Jika memang ada pelanggaran hukum yang sama, seharusnya penegakan hukum dilakukan secara konsisten di semua tempat tanpa memandang besar kecilnya usaha. Situasi ini dikhawatirkan menimbulkan anggapan bahwa ada "pilih kasih" dalam pelaksanaan tugas Satpol PP Cilegon, di mana usaha kecil lebih rentan menjadi sasaran daripada usaha yang lebih besar.
Selain itu, publik mungkin mempertanyakan apakah ada faktor-faktor lain, seperti kepentingan ekonomi, politik, atau sosial yang mempengaruhi keputusan penegakan hukum?
Bukan rahasia umum lagi, sejumlah kafe seperti di kawasan Kelurahan Sukmajaya, Kecamatan Jombang terang-terangan menjual miras di dalam pitcher kaca yang tersaji di atas meja. Kafe-kafe ini mendapatkan perlakuan berbeda tanpa tersentuh razia. Padahal jika dasarnya ilegal, adakah kafe yang punya izin menjual miras di Cilegon?

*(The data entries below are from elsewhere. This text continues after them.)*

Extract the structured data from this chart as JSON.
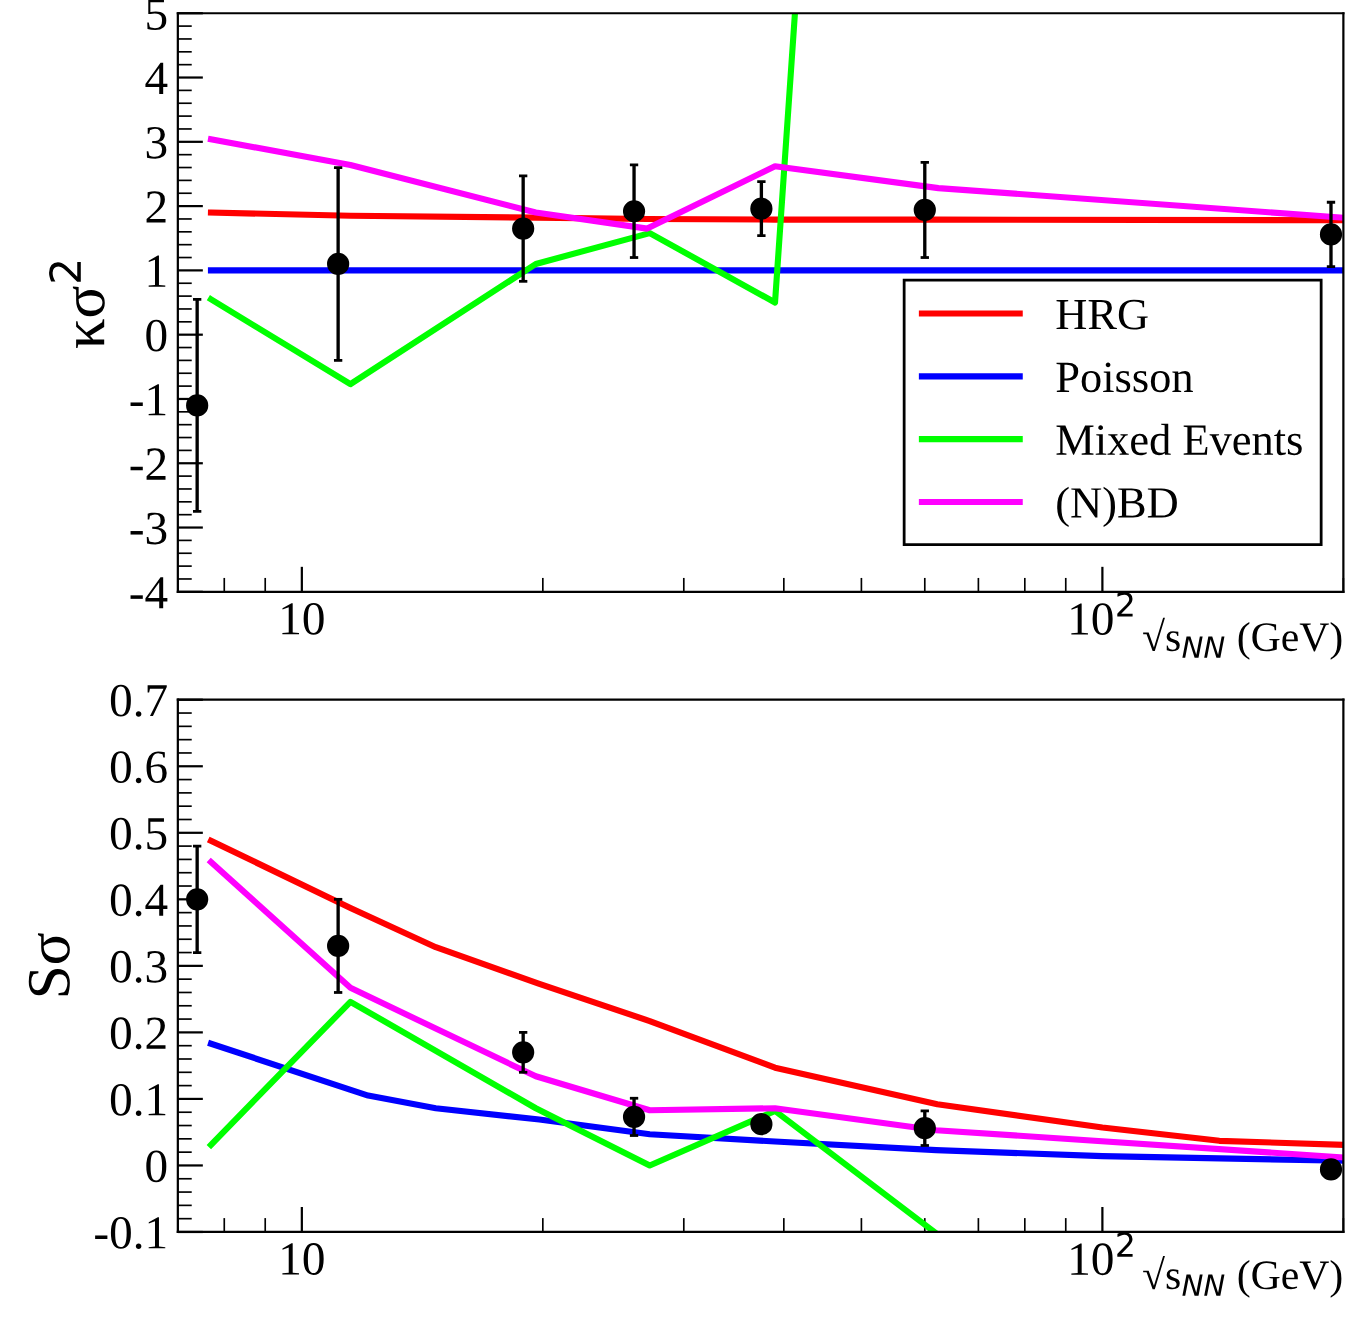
{
  "chart_data": [
    {
      "type": "line",
      "ylabel": "κσ$^{2}$",
      "xlabel": "√s$_{NN}$ (GeV)",
      "log": "x",
      "xlim": [
        7,
        200
      ],
      "xticks": [
        10,
        {
          "value": 100,
          "label": "10$^{2}$"
        }
      ],
      "ylim": [
        -4,
        5
      ],
      "yticks": [
        -4,
        -3,
        -2,
        -1,
        0,
        1,
        2,
        3,
        4,
        5
      ],
      "grid": false,
      "legend": "right",
      "series": [
        {
          "name": "HRG",
          "color": "#ff0000",
          "x": [
            7.7,
            11.5,
            19.6,
            27,
            39,
            62.4,
            200
          ],
          "values": [
            1.9,
            1.85,
            1.82,
            1.8,
            1.79,
            1.79,
            1.78
          ]
        },
        {
          "name": "Poisson",
          "color": "#0000ff",
          "x": [
            7.7,
            200
          ],
          "values": [
            1,
            1
          ]
        },
        {
          "name": "Mixed Events",
          "color": "#00ff00",
          "x": [
            7.7,
            11.5,
            19.6,
            27.2,
            39,
            41.3
          ],
          "values": [
            0.55,
            -0.77,
            1.1,
            1.58,
            0.5,
            5
          ]
        },
        {
          "name": "(N)BD",
          "color": "#ff00ff",
          "x": [
            7.7,
            11.5,
            19.6,
            27,
            39,
            62.4,
            200
          ],
          "values": [
            3.04,
            2.64,
            1.9,
            1.65,
            2.62,
            2.28,
            1.82
          ]
        },
        {
          "type": "scatter",
          "marker": "circle",
          "color": "#000000",
          "x": [
            7.4,
            11.1,
            18.9,
            26,
            37.5,
            60,
            193
          ],
          "values": [
            -1.1,
            1.1,
            1.65,
            1.92,
            1.96,
            1.94,
            1.56
          ],
          "errors": [
            1.65,
            1.5,
            0.82,
            0.72,
            0.42,
            0.74,
            0.5
          ]
        }
      ]
    },
    {
      "type": "line",
      "ylabel": "Sσ",
      "xlabel": "√s$_{NN}$ (GeV)",
      "log": "x",
      "xlim": [
        7,
        200
      ],
      "xticks": [
        10,
        {
          "value": 100,
          "label": "10$^{2}$"
        }
      ],
      "ylim": [
        -0.1,
        0.7
      ],
      "yticks": [
        -0.1,
        0,
        0.1,
        0.2,
        0.3,
        0.4,
        0.5,
        0.6,
        0.7
      ],
      "grid": false,
      "series": [
        {
          "color": "#ff0000",
          "x": [
            7.7,
            11.5,
            14.7,
            19.8,
            27.2,
            39,
            62.2,
            100,
            140,
            200
          ],
          "values": [
            0.488,
            0.387,
            0.328,
            0.273,
            0.217,
            0.147,
            0.092,
            0.057,
            0.037,
            0.031
          ]
        },
        {
          "color": "#0000ff",
          "x": [
            7.7,
            12.1,
            14.7,
            19.8,
            27.2,
            39,
            62,
            100,
            200
          ],
          "values": [
            0.183,
            0.105,
            0.086,
            0.069,
            0.047,
            0.036,
            0.023,
            0.014,
            0.007
          ]
        },
        {
          "color": "#00ff00",
          "x": [
            7.7,
            11.5,
            19.6,
            27.2,
            39,
            61.7
          ],
          "values": [
            0.031,
            0.246,
            0.086,
            0.0,
            0.082,
            -0.1
          ]
        },
        {
          "color": "#ff00ff",
          "x": [
            7.7,
            11.5,
            19.6,
            27.2,
            39,
            62,
            200
          ],
          "values": [
            0.456,
            0.267,
            0.134,
            0.083,
            0.086,
            0.053,
            0.012
          ]
        },
        {
          "type": "scatter",
          "marker": "circle",
          "color": "#000000",
          "x": [
            7.4,
            11.1,
            18.9,
            26,
            37.5,
            60,
            193
          ],
          "values": [
            0.4,
            0.33,
            0.17,
            0.073,
            0.062,
            0.056,
            -0.006
          ],
          "errors": [
            0.08,
            0.07,
            0.03,
            0.028,
            0.01,
            0.026,
            0.01
          ]
        }
      ]
    }
  ]
}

Dugaan ketidaktegasan di tempat-tempat tertentu tidak hanya berpotensi mengikis kepercayaan masyarakat terhadap Satpol PP Cilegon, tetapi juga menciptakan kesan bahwa hukum tidak ditegakkan secara adil.
Harapannya, Satpol PP Cilegon harus memastikan bahwa penegakan hukum dilakukan secara transparan dan tidak pandang bulu, sehingga tidak ada kesan bahwa mereka hanya berani menindak warung jamu saja, tapi juga pada kafe-kafe yang bebas jual miras.
Razia yang dilakukan oleh Satpol PP Cilegon terhadap peredaran miras di warung jamu adalah langkah yang baik dalam menegakkan peraturan daerah. Namun, terkesan tebang pilih, terutama ketika kafe-kafe penjual miras dibiarkan saja.
Jadi penasaran, kapan Satpol PP Cilegon berani menegakan Perda Nomor 5 Tahun 2001 di kafe-kafe penjual miras?